La decisione del Riesame segue l’annullamento dell’ordinanza di custodia cautelare da parte della Corte di Cassazione, emesso il 2 ottobre 2025.
In quella sede, la Cassazione aveva recepito le argomentazioni avanzate dalla difesa, rappresentata dall’avvocato Gaetano Aufiero, rilevando come fossero state attribuite a D’Angelo imputazioni già oggetto di altri procedimenti.

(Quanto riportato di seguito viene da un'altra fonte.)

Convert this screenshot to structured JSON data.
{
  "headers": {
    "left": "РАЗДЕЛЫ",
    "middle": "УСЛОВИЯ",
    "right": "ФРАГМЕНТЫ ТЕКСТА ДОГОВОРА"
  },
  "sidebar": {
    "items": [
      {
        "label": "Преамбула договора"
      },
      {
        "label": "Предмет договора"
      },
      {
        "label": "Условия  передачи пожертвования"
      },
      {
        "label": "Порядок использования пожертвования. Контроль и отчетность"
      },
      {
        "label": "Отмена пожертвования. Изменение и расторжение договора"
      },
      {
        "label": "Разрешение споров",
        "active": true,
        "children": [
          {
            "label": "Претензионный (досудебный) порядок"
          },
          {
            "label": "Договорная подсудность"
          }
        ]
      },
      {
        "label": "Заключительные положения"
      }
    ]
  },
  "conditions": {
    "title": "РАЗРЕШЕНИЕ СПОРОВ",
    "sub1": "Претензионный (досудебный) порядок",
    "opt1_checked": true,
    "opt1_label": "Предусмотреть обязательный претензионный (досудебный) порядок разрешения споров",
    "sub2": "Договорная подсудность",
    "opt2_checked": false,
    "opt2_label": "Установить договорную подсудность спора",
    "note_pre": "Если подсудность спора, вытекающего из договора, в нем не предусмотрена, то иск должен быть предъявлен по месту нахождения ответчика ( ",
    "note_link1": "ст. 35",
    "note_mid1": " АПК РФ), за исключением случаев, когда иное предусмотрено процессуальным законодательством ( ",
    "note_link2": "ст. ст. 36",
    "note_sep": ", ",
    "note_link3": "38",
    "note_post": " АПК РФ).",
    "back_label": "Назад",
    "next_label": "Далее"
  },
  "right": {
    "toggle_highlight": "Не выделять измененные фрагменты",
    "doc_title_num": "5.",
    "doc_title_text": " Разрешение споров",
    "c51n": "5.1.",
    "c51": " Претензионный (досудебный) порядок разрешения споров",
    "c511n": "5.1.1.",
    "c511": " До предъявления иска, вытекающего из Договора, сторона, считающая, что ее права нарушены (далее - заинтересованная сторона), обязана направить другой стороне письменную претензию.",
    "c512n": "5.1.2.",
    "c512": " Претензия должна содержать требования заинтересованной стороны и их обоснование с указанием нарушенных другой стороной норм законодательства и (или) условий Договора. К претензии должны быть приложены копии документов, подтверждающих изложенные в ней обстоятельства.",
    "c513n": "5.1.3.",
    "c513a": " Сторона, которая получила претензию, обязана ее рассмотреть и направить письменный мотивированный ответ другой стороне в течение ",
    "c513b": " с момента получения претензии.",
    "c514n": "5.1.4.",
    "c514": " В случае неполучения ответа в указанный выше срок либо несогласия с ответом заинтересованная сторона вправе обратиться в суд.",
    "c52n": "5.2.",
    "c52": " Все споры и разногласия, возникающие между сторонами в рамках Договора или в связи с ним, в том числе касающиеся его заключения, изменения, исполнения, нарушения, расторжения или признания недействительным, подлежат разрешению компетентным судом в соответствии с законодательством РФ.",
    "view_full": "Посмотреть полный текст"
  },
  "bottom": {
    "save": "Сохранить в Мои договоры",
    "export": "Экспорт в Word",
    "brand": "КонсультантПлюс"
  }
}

Il Collegio aveva dunque riscontrato una violazione del principio ne bis in idem, secondo cui non si può essere giudicati due volte per gli stessi fatti.
L’udienza del Riesame, già alla guida del collegio la cui ordinanza era stata annullata dalla Suprema Corte — si è conclusa in modo differente rispetto al passato.È stata infatti revocata la misura cautelare nei confronti di D’Angelo, che è stato liberato.

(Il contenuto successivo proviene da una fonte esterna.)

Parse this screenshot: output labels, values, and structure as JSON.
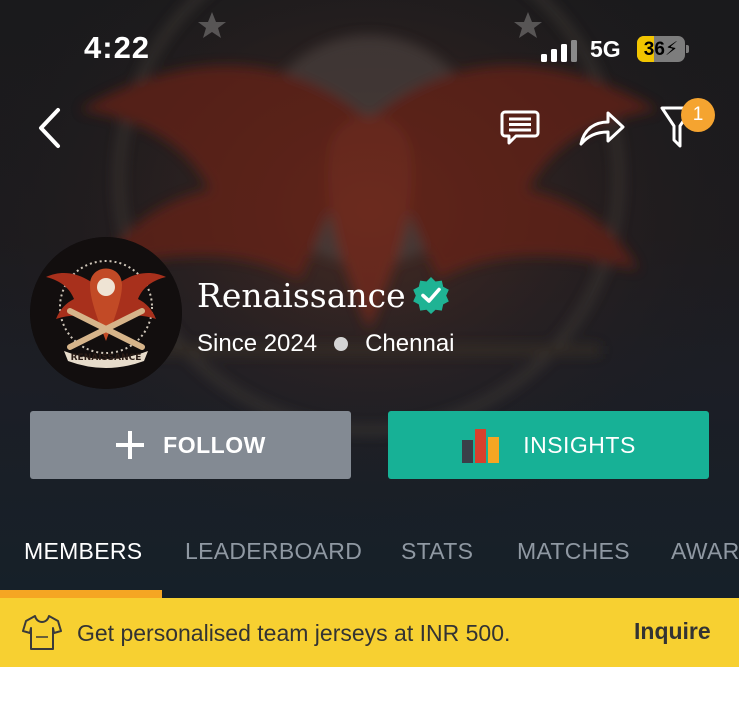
{
  "status_bar": {
    "time": "4:22",
    "network": "5G",
    "battery_level": "36",
    "battery_fraction": 0.36
  },
  "nav": {
    "icons": [
      "back-icon",
      "chat-icon",
      "share-icon",
      "filter-icon"
    ],
    "filter_badge": "1"
  },
  "team": {
    "name": "Renaissance",
    "verified": true,
    "since": "Since 2024",
    "city": "Chennai",
    "logo_text": "RENAISSANCE"
  },
  "actions": {
    "follow_label": "FOLLOW",
    "insights_label": "INSIGHTS"
  },
  "tabs": [
    "MEMBERS",
    "LEADERBOARD",
    "STATS",
    "MATCHES",
    "AWAR"
  ],
  "active_tab": 0,
  "promo": {
    "text": "Get personalised team jerseys at INR 500.",
    "link": "Inquire"
  },
  "colors": {
    "accent_green": "#17b196",
    "follow_gray": "#838a93",
    "tab_indicator": "#f5a623",
    "promo_bg": "#f7d031",
    "badge": "#f5a430"
  }
}
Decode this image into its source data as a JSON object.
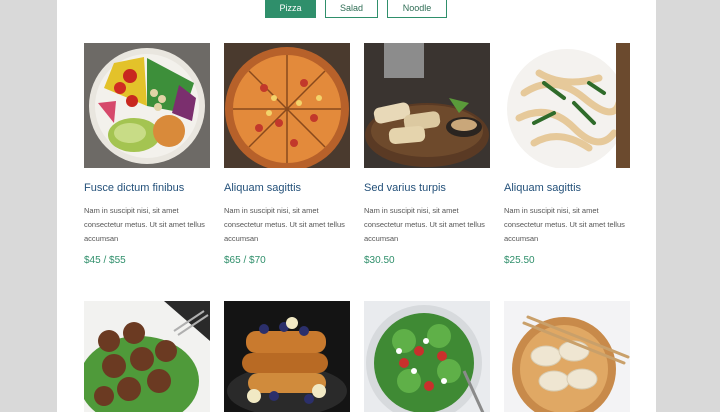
{
  "filters": [
    {
      "label": "Pizza",
      "active": true
    },
    {
      "label": "Salad",
      "active": false
    },
    {
      "label": "Noodle",
      "active": false
    }
  ],
  "items": [
    {
      "title": "Fusce dictum finibus",
      "description": "Nam in suscipit nisi, sit amet consectetur metus. Ut sit amet tellus accumsan",
      "price": "$45 / $55",
      "image": "salad-bowl"
    },
    {
      "title": "Aliquam sagittis",
      "description": "Nam in suscipit nisi, sit amet consectetur metus. Ut sit amet tellus accumsan",
      "price": "$65 / $70",
      "image": "pizza"
    },
    {
      "title": "Sed varius turpis",
      "description": "Nam in suscipit nisi, sit amet consectetur metus. Ut sit amet tellus accumsan",
      "price": "$30.50",
      "image": "grilled-chicken"
    },
    {
      "title": "Aliquam sagittis",
      "description": "Nam in suscipit nisi, sit amet consectetur metus. Ut sit amet tellus accumsan",
      "price": "$25.50",
      "image": "noodles"
    },
    {
      "image": "meatballs"
    },
    {
      "image": "french-toast"
    },
    {
      "image": "green-salad"
    },
    {
      "image": "dumplings"
    }
  ],
  "colors": {
    "accent": "#2f8f6b",
    "title": "#24517a",
    "background": "#d9d9d9"
  }
}
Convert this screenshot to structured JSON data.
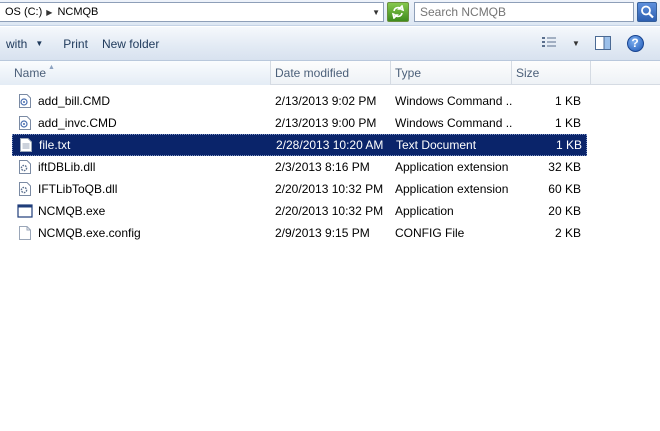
{
  "address": {
    "crumbs": [
      "OS (C:)",
      "NCMQB"
    ]
  },
  "search": {
    "placeholder": "Search NCMQB"
  },
  "toolbar": {
    "open_with_label": "with",
    "print_label": "Print",
    "new_folder_label": "New folder"
  },
  "columns": {
    "name": "Name",
    "date": "Date modified",
    "type": "Type",
    "size": "Size"
  },
  "files": [
    {
      "name": "add_bill.CMD",
      "date": "2/13/2013 9:02 PM",
      "type": "Windows Command ...",
      "size": "1 KB",
      "icon": "cmd-icon"
    },
    {
      "name": "add_invc.CMD",
      "date": "2/13/2013 9:00 PM",
      "type": "Windows Command ...",
      "size": "1 KB",
      "icon": "cmd-icon"
    },
    {
      "name": "file.txt",
      "date": "2/28/2013 10:20 AM",
      "type": "Text Document",
      "size": "1 KB",
      "icon": "text-file-icon",
      "selected": true
    },
    {
      "name": "iftDBLib.dll",
      "date": "2/3/2013 8:16 PM",
      "type": "Application extension",
      "size": "32 KB",
      "icon": "dll-icon"
    },
    {
      "name": "IFTLibToQB.dll",
      "date": "2/20/2013 10:32 PM",
      "type": "Application extension",
      "size": "60 KB",
      "icon": "dll-icon"
    },
    {
      "name": "NCMQB.exe",
      "date": "2/20/2013 10:32 PM",
      "type": "Application",
      "size": "20 KB",
      "icon": "exe-icon"
    },
    {
      "name": "NCMQB.exe.config",
      "date": "2/9/2013 9:15 PM",
      "type": "CONFIG File",
      "size": "2 KB",
      "icon": "config-file-icon"
    }
  ],
  "colors": {
    "selection": "#0a246a",
    "header_text": "#4c607a",
    "toolbar_text": "#1e395b"
  }
}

Rimangono tuttavia in piedi le contestazioni mosse dalla Procura Distrettuale Antimafia di Napoli, che ipotizza l’esistenza di un’organizzazione dedita al traffico di cocaina, hashish e marijuana.
Gli inquirenti, tra cui i pubblici ministeri Woodcock e Iglio, ritengono che il gruppo abbia operato con ramificazioni tra la Valle Caudina, il Vallo di Lauro e Avellino.

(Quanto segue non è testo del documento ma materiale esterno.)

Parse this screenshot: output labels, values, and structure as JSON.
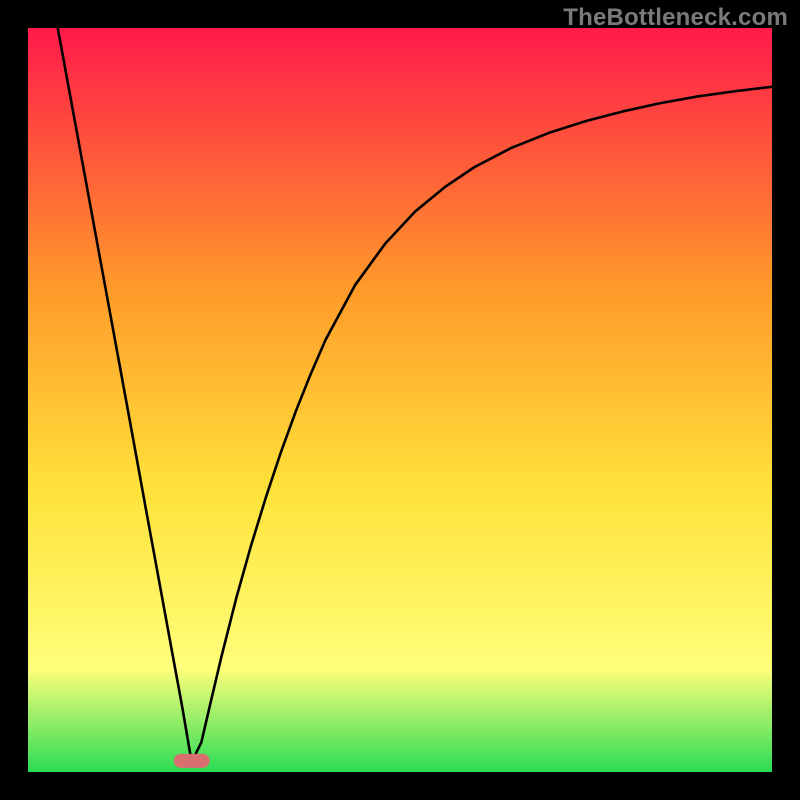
{
  "watermark": "TheBottleneck.com",
  "chart_data": {
    "type": "line",
    "title": "",
    "xlabel": "",
    "ylabel": "",
    "xlim": [
      0,
      100
    ],
    "ylim": [
      0,
      100
    ],
    "grid": false,
    "legend": false,
    "background_gradient": {
      "top_color": "#ff1a4a",
      "mid1_color": "#ff9a2a",
      "mid2_color": "#ffe23a",
      "mid3_color": "#ffff7a",
      "bottom_color": "#2bdc55"
    },
    "marker": {
      "shape": "capsule",
      "center_x": 22,
      "center_y": 1.5,
      "fill": "#d9706f"
    },
    "series": [
      {
        "name": "curve",
        "x": [
          4.0,
          6.0,
          8.0,
          10.0,
          12.0,
          14.0,
          16.0,
          18.0,
          19.3,
          20.7,
          22.0,
          23.3,
          24.7,
          26.0,
          28.0,
          30.0,
          32.0,
          34.0,
          36.0,
          38.0,
          40.0,
          44.0,
          48.0,
          52.0,
          56.0,
          60.0,
          65.0,
          70.0,
          75.0,
          80.0,
          85.0,
          90.0,
          95.0,
          100.0
        ],
        "y": [
          100.0,
          89.1,
          78.2,
          67.3,
          56.4,
          45.5,
          34.5,
          23.6,
          16.5,
          8.9,
          1.3,
          4.0,
          10.0,
          15.5,
          23.4,
          30.5,
          37.0,
          43.0,
          48.5,
          53.5,
          58.1,
          65.5,
          71.0,
          75.3,
          78.6,
          81.3,
          83.9,
          85.9,
          87.5,
          88.8,
          89.9,
          90.8,
          91.5,
          92.1
        ]
      }
    ]
  }
}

Durante una delle perquisizioni eseguite nell’ambito delle indagini, gli investigatori hanno rinvenuto una somma di 252 mila euro in contanti, nascosta dietro un frigorifero nell’abitazione di Americo Marrone.
Secondo gli accertamenti, questa circostanza sarebbe indicativa, per gli organi inquirenti, di una disponibilità economica di rilievo all’interno dell’associazione oggetto di indagine.